Going back to the start of your career, tell us a little bit about how you came to the field.
I was a high school teacher in Los Angeles in the late 1980s. I graduated from UConn with a math degree, and I was pretty certain I wanted to teach high school. I think I also was a bit restless intellectually, so I entered a graduate degree program in applied math. The goal there was to just keep my teaching credential valid. And when I got into applied math, I learned that there was a lot of theory involved.
I think the path I took is a path that's followed by a lot of statisticians. We're pursuing a career in math or something like that, but at some point, the theory kind of ran its course for me. I really was hungry for something a little more concrete to grab onto, some way to make a difference.
I'm a statistician, that's my career, but I never took a statistics course until I was in graduate school. And when I did, it was like opening a treasure chest. I had no idea that math could be used in such concrete ways. I was taking that class and getting really excited about it. I was thinking really as a teacher: ‘There's so many examples here I can bring back to the classroom,’ but I was getting into the material intellectually as well. I had a great adviser encouraging me.
At the same time, in Los Angeles in the late ‘80s, we were almost at the epicenter of the HIV epidemic in the United States. It was exacting an enormous toll on the population in LA. It was all over the newspapers at the time; it was hard to escape. It wasn't quite like COVID as a public health emergency. It was like a slow moving public health emergency, but it was taking on a lot of urgency.
And around that time, I had an adviser who convinced me that I should consider doing more graduate work, and that's when I learned about biostatistics. Once I figured out that biostatistics is using statistics to solve health problems, I couldn't think of anything more interesting or more motivating to study. And as I said, with AIDS as a backdrop, I felt like this was a place where people could really make a difference.
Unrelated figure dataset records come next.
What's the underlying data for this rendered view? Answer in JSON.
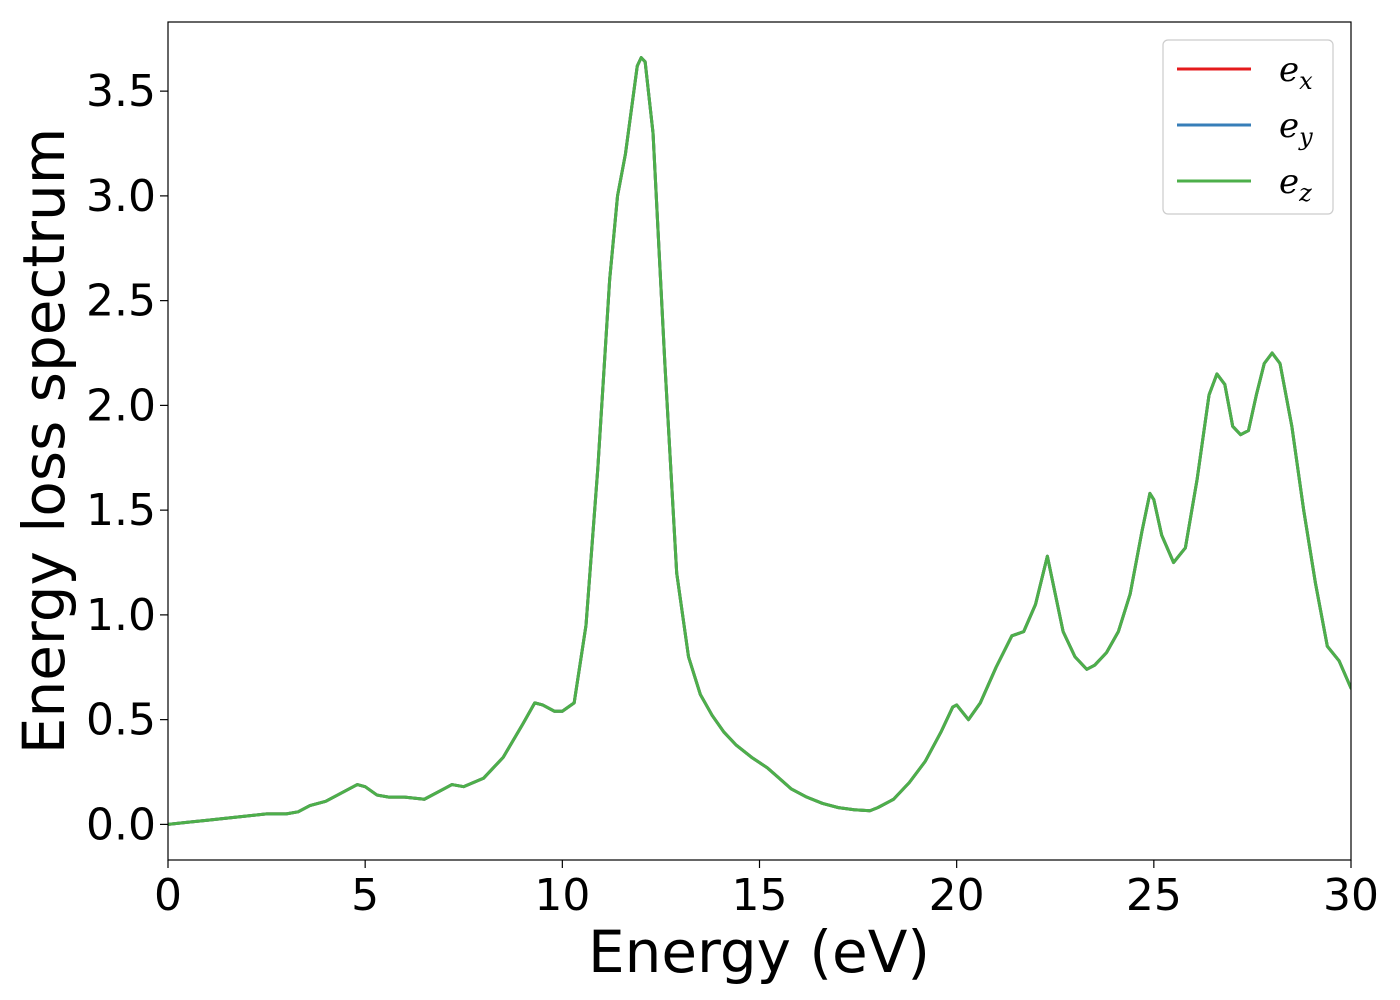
{
  "chart_data": {
    "type": "line",
    "xlabel": "Energy (eV)",
    "ylabel": "Energy loss spectrum",
    "xlim": [
      0,
      30
    ],
    "ylim": [
      -0.17,
      3.83
    ],
    "xticks": [
      0,
      5,
      10,
      15,
      20,
      25,
      30
    ],
    "xtick_labels": [
      "0",
      "5",
      "10",
      "15",
      "20",
      "25",
      "30"
    ],
    "yticks": [
      0.0,
      0.5,
      1.0,
      1.5,
      2.0,
      2.5,
      3.0,
      3.5
    ],
    "ytick_labels": [
      "0.0",
      "0.5",
      "1.0",
      "1.5",
      "2.0",
      "2.5",
      "3.0",
      "3.5"
    ],
    "grid": false,
    "legend_position": "top-right",
    "x": [
      0,
      0.5,
      1,
      1.5,
      2,
      2.5,
      3,
      3.3,
      3.6,
      4.0,
      4.4,
      4.8,
      5.0,
      5.3,
      5.6,
      6.0,
      6.5,
      7.0,
      7.2,
      7.5,
      8.0,
      8.5,
      9.0,
      9.3,
      9.5,
      9.8,
      10.0,
      10.3,
      10.6,
      10.9,
      11.2,
      11.4,
      11.6,
      11.9,
      12.0,
      12.1,
      12.3,
      12.6,
      12.9,
      13.2,
      13.5,
      13.8,
      14.1,
      14.4,
      14.8,
      15.2,
      15.5,
      15.8,
      16.2,
      16.6,
      17.0,
      17.4,
      17.8,
      18.0,
      18.4,
      18.8,
      19.2,
      19.6,
      19.9,
      20.0,
      20.3,
      20.6,
      21.0,
      21.4,
      21.7,
      22.0,
      22.3,
      22.5,
      22.7,
      23.0,
      23.3,
      23.5,
      23.8,
      24.1,
      24.4,
      24.7,
      24.9,
      25.0,
      25.2,
      25.5,
      25.8,
      26.1,
      26.4,
      26.6,
      26.8,
      27.0,
      27.2,
      27.4,
      27.6,
      27.8,
      28.0,
      28.2,
      28.5,
      28.8,
      29.1,
      29.4,
      29.7,
      30.0
    ],
    "series": [
      {
        "name": "e_x",
        "label_base": "e",
        "label_sub": "x",
        "color": "#e41a1c",
        "y": [
          0.0,
          0.01,
          0.02,
          0.03,
          0.04,
          0.05,
          0.05,
          0.06,
          0.09,
          0.11,
          0.15,
          0.19,
          0.18,
          0.14,
          0.13,
          0.13,
          0.12,
          0.17,
          0.19,
          0.18,
          0.22,
          0.32,
          0.48,
          0.58,
          0.57,
          0.54,
          0.54,
          0.58,
          0.95,
          1.7,
          2.6,
          3.0,
          3.2,
          3.62,
          3.66,
          3.64,
          3.3,
          2.2,
          1.2,
          0.8,
          0.62,
          0.52,
          0.44,
          0.38,
          0.32,
          0.27,
          0.22,
          0.17,
          0.13,
          0.1,
          0.08,
          0.07,
          0.065,
          0.08,
          0.12,
          0.2,
          0.3,
          0.44,
          0.56,
          0.57,
          0.5,
          0.58,
          0.75,
          0.9,
          0.92,
          1.05,
          1.28,
          1.1,
          0.92,
          0.8,
          0.74,
          0.76,
          0.82,
          0.92,
          1.1,
          1.4,
          1.58,
          1.55,
          1.38,
          1.25,
          1.32,
          1.65,
          2.05,
          2.15,
          2.1,
          1.9,
          1.86,
          1.88,
          2.05,
          2.2,
          2.25,
          2.2,
          1.9,
          1.5,
          1.15,
          0.85,
          0.78,
          0.65
        ]
      },
      {
        "name": "e_y",
        "label_base": "e",
        "label_sub": "y",
        "color": "#377eb8",
        "y": [
          0.0,
          0.01,
          0.02,
          0.03,
          0.04,
          0.05,
          0.05,
          0.06,
          0.09,
          0.11,
          0.15,
          0.19,
          0.18,
          0.14,
          0.13,
          0.13,
          0.12,
          0.17,
          0.19,
          0.18,
          0.22,
          0.32,
          0.48,
          0.58,
          0.57,
          0.54,
          0.54,
          0.58,
          0.95,
          1.7,
          2.6,
          3.0,
          3.2,
          3.62,
          3.66,
          3.64,
          3.3,
          2.2,
          1.2,
          0.8,
          0.62,
          0.52,
          0.44,
          0.38,
          0.32,
          0.27,
          0.22,
          0.17,
          0.13,
          0.1,
          0.08,
          0.07,
          0.065,
          0.08,
          0.12,
          0.2,
          0.3,
          0.44,
          0.56,
          0.57,
          0.5,
          0.58,
          0.75,
          0.9,
          0.92,
          1.05,
          1.28,
          1.1,
          0.92,
          0.8,
          0.74,
          0.76,
          0.82,
          0.92,
          1.1,
          1.4,
          1.58,
          1.55,
          1.38,
          1.25,
          1.32,
          1.65,
          2.05,
          2.15,
          2.1,
          1.9,
          1.86,
          1.88,
          2.05,
          2.2,
          2.25,
          2.2,
          1.9,
          1.5,
          1.15,
          0.85,
          0.78,
          0.65
        ]
      },
      {
        "name": "e_z",
        "label_base": "e",
        "label_sub": "z",
        "color": "#4daf4a",
        "y": [
          0.0,
          0.01,
          0.02,
          0.03,
          0.04,
          0.05,
          0.05,
          0.06,
          0.09,
          0.11,
          0.15,
          0.19,
          0.18,
          0.14,
          0.13,
          0.13,
          0.12,
          0.17,
          0.19,
          0.18,
          0.22,
          0.32,
          0.48,
          0.58,
          0.57,
          0.54,
          0.54,
          0.58,
          0.95,
          1.7,
          2.6,
          3.0,
          3.2,
          3.62,
          3.66,
          3.64,
          3.3,
          2.2,
          1.2,
          0.8,
          0.62,
          0.52,
          0.44,
          0.38,
          0.32,
          0.27,
          0.22,
          0.17,
          0.13,
          0.1,
          0.08,
          0.07,
          0.065,
          0.08,
          0.12,
          0.2,
          0.3,
          0.44,
          0.56,
          0.57,
          0.5,
          0.58,
          0.75,
          0.9,
          0.92,
          1.05,
          1.28,
          1.1,
          0.92,
          0.8,
          0.74,
          0.76,
          0.82,
          0.92,
          1.1,
          1.4,
          1.58,
          1.55,
          1.38,
          1.25,
          1.32,
          1.65,
          2.05,
          2.15,
          2.1,
          1.9,
          1.86,
          1.88,
          2.05,
          2.2,
          2.25,
          2.2,
          1.9,
          1.5,
          1.15,
          0.85,
          0.78,
          0.65
        ]
      }
    ]
  }
}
How did biostatisticians make a difference in combating the AIDS epidemic?
At that time, statisticians, biostatisticians in particular, were making enormous contributions to advancing HIV treatment and HIV therapy. In the early days of HIV clinical trials, the primary endpoint for testing out a new drug was mortality. It's crazy for us to think about now, but that was the end point. So you'd randomize people to receive a drug or not and then follow for enough time until you saw enough events to differentiate between whether one drug was working better. And of course, this was becoming intolerable.
The community of AIDS activists was also pushing for the FDA and the government to have more fast track approval of these medications. So statisticians came up with different designs in which we could make decisions before mortality events start showing up.